Wed, 14 Sep 2011 Source: Daily Guide

Sekou Nkrumah, son of Ghana’s first president, Dr Kwame Nkrumah, has ended his chequered association with the National Democratic Congress (NDC).

Sekou made the announcement yesterday on Joy FM when the station asked him to confirm the snippet of information it had picked on the development.

He responded in the affirmative, stating that he was using the platform of the radio station to announce his movement out of the NDC.

“Yes I have resigned from the NDC. It is one move,” he said, adding that he had not made up his mind as to where he was going next.

His unexpected announcement was preceded by his appearance at the Trade Fair Site CPP delegates’ congress where he ironically asked members of his father’s founded party to join the NDC.

He had also asked the NDC to look for a replacement for President Mills for the 2012 polls even as he disclosed that “I am not taking away anything from the Prof”.

Although he said his move was informed by the election of his sister Samia as chairman and leader of the CPP, he had not joined the party, explaining further that he did not see clearly his future in the NDC.

In a brief but significant interview following his resignation from the NDC, he did state that with his sister Samia taking the mantle of leadership of his father’s “own party”, he did not want to be seen as the obstacle to the revival of the CPP.

His newfound confidence in his sister as leader of the CPP is in opposition to his earlier doubts about her ability to lead it.

The new role of his sister, he stated, demanded that he support her, a decision which during his appearance at the party’s congress did not appear to dawn on him.

“I think in all fairness, in the wake of the recent developments in the CPP with the election of Samia, my sister as leader and chairman of the CPP, if I continue being in the NDC, it would appear that I am an obstacle to the revival of the CPP,” he said.

The ruling NDC, he said, had taken over CPP’s constituency in the country and so remaining in that party even as his sister was leading the CPP was unusual. “Over the years, it is the NDC that has taken over the CPP constituency so in that sense I think the biggest obstacle to any CPP revival is actually the NDC and, therefore, if I continue being in the NDC, it would appear that I am working against her ambitions and I don’t want the impression that I’m the obstacle to the revival of the party that many have described as ‘my father’s party.”

Sekou found it absurd that he would continue being in the NDC at a time his sister was engaged in reviving the CPP.

“At this particular moment, the picture is not looking right for Sekou to be in the NDC and Samia to be trying to revive the CPP – I think one of us has to give way.”
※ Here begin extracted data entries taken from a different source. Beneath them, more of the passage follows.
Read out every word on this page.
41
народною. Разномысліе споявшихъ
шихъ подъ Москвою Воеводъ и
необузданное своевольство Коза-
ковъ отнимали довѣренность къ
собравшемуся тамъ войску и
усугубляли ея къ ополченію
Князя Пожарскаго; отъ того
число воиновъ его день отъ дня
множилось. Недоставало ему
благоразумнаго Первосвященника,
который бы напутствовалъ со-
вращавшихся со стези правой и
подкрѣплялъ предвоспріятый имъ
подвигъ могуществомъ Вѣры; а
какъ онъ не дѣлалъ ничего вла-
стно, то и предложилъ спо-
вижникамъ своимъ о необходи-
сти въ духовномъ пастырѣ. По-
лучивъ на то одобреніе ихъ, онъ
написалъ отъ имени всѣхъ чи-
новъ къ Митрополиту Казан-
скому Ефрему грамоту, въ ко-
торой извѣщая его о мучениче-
Sekou’s relationship with the Mills segment of the NDC was fractured when, like others sharing in his position of an alternative leader for the NDC, he lost the favour of the president.

His position as Coordinator of the National Youth Council was taken away from him when he called for change of leadership in the NDC, saying that President Mills lacked the charisma and qualities to direct the affairs of the country.

The closest he came to the real reason for quitting the NDC was when he said some of them agreed with the replacement of the president as candidate for 2012 but the delegates spoke loud and clear, continuing with the status quo.

Those who opposed the retention of the president, he said, became marginalized. For now, he said, he had taken a back seat and was just observing.

In one of his many interviews on a radio station in Accra when his souring relationship with the president peaked, he recalled how when, on one occasion, the president could not see him properly when he called on him at the Castle.

“At the moment, I don’t really play a very significant role in the NDC and the reason is that some of us had championed a change in the leadership but as we all saw, the NDC delegates spoke very loudly and clearly and their decision was that they want to continue with the present leadership of the NDC and which has also made some of us to take a back seat and become almost insignificant and not very clear about the way forward,” he said.